As someone who has heard good things about ZFS but wasn’t technically up to setting it up and managing it, I’m looking forward to trying this soon.
@didrocks After reading the “ZSys general presentation” blog post, may I suggest changing the GRUB date format to ISO-style year-month-day (e.g. 2020-05-26)? It looks like zsysctrl uses this format, and it is probably the most unambiguous numeric format.
As an European where everything is using the same date format, I can tell you the ISO-style doesn’t make sense at all to me
The good news is that the date format is using the system parameterized format, for both GRUB and zsysctl (my zsysctl screenshots were taken in a VM with US default configuration, hence the different format).
Hey @didrocks, many thanks for putting together this series of posts.
I must say, I’m looking forward to seeing how the multiple machines functionality works. It looks like it will be a good way to run different ubuntu releases and flavours on the one machine, while still sharing the same home directory. (If I properly understand how this works.)

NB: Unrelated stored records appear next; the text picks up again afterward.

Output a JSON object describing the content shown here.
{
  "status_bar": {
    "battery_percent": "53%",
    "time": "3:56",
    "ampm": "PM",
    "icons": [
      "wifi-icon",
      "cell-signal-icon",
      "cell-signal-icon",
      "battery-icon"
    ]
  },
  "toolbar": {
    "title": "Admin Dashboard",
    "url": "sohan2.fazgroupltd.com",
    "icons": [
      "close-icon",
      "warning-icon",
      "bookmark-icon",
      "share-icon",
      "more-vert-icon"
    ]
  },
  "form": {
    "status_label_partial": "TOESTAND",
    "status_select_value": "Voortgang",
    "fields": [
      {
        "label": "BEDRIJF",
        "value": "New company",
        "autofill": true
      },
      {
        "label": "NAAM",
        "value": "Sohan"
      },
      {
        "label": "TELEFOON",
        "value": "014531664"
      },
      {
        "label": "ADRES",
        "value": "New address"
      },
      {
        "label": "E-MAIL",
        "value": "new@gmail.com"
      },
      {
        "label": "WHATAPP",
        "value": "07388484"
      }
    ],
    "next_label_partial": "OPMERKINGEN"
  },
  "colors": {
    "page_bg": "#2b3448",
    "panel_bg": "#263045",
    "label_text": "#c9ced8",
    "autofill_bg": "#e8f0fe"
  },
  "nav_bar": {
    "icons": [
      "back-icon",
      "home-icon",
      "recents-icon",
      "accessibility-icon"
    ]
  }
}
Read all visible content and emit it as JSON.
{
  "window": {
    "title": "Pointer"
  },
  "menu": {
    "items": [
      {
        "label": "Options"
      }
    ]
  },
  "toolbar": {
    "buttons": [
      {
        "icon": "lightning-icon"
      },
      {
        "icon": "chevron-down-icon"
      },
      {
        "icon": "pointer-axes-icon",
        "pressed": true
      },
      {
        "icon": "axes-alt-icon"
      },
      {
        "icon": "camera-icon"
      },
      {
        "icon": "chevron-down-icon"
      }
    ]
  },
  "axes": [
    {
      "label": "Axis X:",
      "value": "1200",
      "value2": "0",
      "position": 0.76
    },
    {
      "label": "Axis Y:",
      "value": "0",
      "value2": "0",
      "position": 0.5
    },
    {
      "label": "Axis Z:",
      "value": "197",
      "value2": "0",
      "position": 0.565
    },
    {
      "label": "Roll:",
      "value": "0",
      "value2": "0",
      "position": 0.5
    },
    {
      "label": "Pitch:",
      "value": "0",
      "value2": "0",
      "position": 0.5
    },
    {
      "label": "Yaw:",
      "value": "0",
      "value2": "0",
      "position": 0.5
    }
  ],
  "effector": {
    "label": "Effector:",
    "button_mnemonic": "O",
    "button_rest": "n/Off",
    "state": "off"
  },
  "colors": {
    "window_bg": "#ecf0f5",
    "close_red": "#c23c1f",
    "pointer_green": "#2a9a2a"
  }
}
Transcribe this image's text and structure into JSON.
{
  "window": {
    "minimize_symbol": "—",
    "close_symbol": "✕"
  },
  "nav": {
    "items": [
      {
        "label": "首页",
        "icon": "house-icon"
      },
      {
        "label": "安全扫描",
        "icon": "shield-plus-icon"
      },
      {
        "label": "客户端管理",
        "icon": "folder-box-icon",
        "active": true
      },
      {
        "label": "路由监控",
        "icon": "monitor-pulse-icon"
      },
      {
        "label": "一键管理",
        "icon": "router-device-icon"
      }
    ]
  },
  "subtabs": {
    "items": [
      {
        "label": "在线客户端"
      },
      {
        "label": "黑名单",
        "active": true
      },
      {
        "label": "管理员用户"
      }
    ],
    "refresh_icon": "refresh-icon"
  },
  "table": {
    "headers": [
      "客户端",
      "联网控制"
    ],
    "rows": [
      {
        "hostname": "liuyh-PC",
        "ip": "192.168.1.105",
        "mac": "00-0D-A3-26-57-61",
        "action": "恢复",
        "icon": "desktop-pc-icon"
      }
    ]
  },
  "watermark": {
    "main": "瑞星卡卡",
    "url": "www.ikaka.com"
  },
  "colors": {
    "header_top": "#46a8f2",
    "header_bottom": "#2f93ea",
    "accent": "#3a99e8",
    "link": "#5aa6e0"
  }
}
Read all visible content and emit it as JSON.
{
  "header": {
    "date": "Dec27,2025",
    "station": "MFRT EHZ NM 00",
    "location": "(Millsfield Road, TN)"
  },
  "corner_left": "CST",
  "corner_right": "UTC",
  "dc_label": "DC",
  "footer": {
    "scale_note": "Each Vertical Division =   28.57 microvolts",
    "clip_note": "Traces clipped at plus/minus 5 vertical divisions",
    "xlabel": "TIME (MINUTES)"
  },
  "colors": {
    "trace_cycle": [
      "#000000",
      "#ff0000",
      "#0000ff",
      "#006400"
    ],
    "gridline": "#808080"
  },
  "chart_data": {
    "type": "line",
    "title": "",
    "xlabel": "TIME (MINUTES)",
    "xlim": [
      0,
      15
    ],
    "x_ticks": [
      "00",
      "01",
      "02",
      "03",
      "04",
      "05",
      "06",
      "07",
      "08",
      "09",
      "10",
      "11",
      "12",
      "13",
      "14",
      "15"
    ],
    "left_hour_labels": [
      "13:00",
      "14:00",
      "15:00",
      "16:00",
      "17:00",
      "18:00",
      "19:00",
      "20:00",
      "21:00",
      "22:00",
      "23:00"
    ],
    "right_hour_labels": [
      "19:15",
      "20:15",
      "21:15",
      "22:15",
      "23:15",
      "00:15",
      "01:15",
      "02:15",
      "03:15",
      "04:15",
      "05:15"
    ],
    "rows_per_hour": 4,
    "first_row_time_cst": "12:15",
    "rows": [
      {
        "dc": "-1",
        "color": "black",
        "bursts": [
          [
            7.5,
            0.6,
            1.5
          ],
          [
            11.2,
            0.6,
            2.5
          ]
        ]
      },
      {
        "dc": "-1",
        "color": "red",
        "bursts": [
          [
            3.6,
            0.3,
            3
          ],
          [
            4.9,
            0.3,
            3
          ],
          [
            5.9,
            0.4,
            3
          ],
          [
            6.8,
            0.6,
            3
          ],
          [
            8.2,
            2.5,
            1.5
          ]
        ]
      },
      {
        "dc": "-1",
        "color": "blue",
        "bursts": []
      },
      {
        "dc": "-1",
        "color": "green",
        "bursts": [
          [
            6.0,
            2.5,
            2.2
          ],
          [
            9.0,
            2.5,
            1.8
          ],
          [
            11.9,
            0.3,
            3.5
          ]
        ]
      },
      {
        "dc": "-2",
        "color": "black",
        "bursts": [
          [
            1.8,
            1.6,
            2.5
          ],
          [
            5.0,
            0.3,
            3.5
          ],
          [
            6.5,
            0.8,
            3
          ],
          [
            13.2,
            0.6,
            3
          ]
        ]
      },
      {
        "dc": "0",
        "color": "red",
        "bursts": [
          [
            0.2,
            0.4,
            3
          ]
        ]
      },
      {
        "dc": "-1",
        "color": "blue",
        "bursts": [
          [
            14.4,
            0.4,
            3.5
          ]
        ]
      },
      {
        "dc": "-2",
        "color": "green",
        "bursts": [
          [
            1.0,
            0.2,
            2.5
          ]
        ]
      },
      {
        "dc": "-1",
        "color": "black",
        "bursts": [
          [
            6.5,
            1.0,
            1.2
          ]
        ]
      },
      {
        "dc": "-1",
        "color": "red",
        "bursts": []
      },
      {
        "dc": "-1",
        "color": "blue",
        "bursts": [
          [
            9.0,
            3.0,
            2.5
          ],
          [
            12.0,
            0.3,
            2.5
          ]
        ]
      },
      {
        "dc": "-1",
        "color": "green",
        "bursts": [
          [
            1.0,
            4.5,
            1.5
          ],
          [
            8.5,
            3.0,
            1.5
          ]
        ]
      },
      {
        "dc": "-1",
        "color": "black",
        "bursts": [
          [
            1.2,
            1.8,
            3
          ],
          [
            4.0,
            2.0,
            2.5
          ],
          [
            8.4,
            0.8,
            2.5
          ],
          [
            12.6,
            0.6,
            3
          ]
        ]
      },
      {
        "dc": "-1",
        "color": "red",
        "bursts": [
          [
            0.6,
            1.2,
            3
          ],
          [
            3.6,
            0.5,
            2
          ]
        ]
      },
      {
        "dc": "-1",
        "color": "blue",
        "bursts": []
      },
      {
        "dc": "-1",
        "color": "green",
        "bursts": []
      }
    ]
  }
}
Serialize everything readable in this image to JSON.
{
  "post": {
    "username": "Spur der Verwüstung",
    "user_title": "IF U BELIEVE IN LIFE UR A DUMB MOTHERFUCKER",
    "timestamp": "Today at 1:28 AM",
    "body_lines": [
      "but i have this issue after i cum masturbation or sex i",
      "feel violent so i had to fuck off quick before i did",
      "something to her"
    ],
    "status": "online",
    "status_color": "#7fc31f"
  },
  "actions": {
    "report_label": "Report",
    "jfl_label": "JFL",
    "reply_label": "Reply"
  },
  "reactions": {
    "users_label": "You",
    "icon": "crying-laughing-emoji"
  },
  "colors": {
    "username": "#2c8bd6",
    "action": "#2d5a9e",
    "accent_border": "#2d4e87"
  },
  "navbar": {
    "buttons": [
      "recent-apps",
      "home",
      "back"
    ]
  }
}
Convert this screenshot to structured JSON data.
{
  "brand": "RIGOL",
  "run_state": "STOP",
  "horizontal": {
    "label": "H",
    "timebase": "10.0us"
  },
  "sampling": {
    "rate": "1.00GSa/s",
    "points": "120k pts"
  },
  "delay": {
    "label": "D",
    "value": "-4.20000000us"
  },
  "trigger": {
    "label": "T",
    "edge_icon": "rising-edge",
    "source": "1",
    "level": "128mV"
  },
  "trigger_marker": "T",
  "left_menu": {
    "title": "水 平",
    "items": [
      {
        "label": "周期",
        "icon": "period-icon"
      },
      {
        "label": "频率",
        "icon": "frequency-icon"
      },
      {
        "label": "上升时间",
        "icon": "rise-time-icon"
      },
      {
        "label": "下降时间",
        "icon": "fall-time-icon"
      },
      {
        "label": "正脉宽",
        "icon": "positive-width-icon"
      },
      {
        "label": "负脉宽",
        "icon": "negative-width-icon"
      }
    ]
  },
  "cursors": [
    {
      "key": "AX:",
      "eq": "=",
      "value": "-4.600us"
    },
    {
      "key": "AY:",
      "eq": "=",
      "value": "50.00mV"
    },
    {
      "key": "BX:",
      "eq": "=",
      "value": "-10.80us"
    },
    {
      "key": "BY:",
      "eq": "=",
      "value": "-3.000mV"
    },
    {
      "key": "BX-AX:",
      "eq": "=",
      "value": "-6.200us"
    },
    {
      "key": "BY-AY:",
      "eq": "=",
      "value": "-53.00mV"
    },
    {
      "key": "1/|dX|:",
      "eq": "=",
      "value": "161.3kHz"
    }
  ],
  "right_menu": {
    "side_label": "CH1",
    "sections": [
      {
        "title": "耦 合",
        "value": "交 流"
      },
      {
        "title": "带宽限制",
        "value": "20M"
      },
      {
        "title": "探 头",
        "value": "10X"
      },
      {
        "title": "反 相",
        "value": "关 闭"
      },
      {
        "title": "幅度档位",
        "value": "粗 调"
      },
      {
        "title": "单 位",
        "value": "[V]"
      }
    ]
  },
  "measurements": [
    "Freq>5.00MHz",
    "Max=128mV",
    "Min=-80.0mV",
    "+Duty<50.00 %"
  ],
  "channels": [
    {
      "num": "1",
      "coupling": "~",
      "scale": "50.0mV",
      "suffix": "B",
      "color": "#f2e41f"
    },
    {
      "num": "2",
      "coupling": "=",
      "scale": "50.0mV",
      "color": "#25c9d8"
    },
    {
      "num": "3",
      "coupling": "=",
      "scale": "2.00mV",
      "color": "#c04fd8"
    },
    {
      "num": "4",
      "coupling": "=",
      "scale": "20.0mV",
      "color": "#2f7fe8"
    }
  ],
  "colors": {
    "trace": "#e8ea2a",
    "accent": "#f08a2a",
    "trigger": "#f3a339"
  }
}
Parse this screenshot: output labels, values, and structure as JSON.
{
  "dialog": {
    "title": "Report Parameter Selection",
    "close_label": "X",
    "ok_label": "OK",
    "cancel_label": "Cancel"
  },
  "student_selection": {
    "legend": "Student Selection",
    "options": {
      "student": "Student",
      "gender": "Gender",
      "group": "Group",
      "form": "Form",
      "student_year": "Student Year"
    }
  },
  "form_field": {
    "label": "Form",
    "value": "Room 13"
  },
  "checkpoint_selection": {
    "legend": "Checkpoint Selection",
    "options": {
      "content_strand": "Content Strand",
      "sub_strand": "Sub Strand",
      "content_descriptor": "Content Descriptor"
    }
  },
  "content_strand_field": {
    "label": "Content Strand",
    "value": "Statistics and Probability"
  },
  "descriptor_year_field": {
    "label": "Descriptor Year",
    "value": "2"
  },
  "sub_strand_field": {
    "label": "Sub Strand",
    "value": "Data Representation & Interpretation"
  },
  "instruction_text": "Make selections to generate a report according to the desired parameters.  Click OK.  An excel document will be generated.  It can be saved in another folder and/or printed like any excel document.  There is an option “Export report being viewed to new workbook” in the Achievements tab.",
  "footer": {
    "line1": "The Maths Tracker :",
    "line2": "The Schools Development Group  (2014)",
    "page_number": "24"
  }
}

What is the goal of user IDs, such as at the end of rpool/USERDATA/root_cjoc63? What constraints do they have?
The 20.04 installer uses the same ID for both the root user and the regular account. Looking at the script (lines 552-560), it uses the same ID for any user it finds. This is different from the ID used by the machine though.
The OpenZFS guide (see “Create datasets”) uses the same ID for the root user as for the machine, but then later generates another ID for the regular user.
Both of these seem strange to me. I would expect them to all be different, with no reuse.
There is no impact of using the same or different IDs between users and system. Installation time creates the same ID and apply to any created datasets. After a revert or so, it will apply different ones.
The association isn’t made by ID, so this is just an implementation details without any impacts. A future blog post will detail more on the association and how this all works
Is there a way to disable autozsys snapshots on selected datasets?
For example I have separate datasets set up for Videos, Music, Virtualbox machines and other data that are space hungry. I don’t want snapshots of these - if I delete files from them I want the space freed up. I can do this with zfs-auto-snapshot, but so far I haven’t found a way to selectively turn off zsys user backups.
Yes! You will need to turn those as separate persistent datasets (under rpool/
Yes, you can do it with moving those datasets outside of <pool>/USERDATA/ namespace (same for <pool>/ROOT/ on system datasets), either by moving them directely under / or by recreating a hierarchy with mountpoint inheritance in <pool>/home/<youruser>/Videos for instance. This will be all explained (using system datasets, but same applies for user datasets) in great details in part 8 of the series.
You’re welcome! And speaking of which, after creating a lot of state saves in the previous posts, it’s now time to explain how we garbage collect them: ZSys state collection.
where K is a manual save I made for some purpose, and we’re trying to keep three saves in that time interval. If I now decide I don’t need K anymore for its original purpose, I likely wouldn’t notice that it’s also a save inside a considerable time interval, and deleting it would get me this:
Now zsys can take over and delete it whenever the garbage collection policy allows.
It would probably be useful to have a “promote” command as well. Suppose I notice something went rather wrong with my files in a complicated way, and I see that the auto snapshot from three hours ago was okay. I would then promote that one to a manual save with a name like “lastgood” or something, which both makes sure it won’t be garbage collected in the next day (most hourly snapshots would be) and lets me easily identify it. I can then sort out my files at my leisure.
Not directly the answer to it, but note that we will start working soon on a zsysctl state reclaim commands to identify which states (because it’s most of the time a range of states, not a singleone) that are taking the most spaces and you can then manually remove with zsysctl state remove.
Exactly! Another way (which is a one time thing), is to run zsysctl service gc --all to account for all snapshots, including manual one, when we compute the balancing of snapshots to keep.
I think in that case you would rather revert to that state in grub, won’t you? All snapshots will then have a dependency on previous filesystem datasets (which is thus becoming a clone of current dataset) and no automated collection will be done until the previous filesystem datasets are removed.
If there are other use-case and we want to “pin” that state (which will thus applies easily to snapshots, but less to clones), indeed, this could be a point of improvements.
This is exactly what you illustrated in your example Phew, this was hard to articulate (especially as a configuration file, but it seems it was understandable afterall (and only pointed at advanced users of course).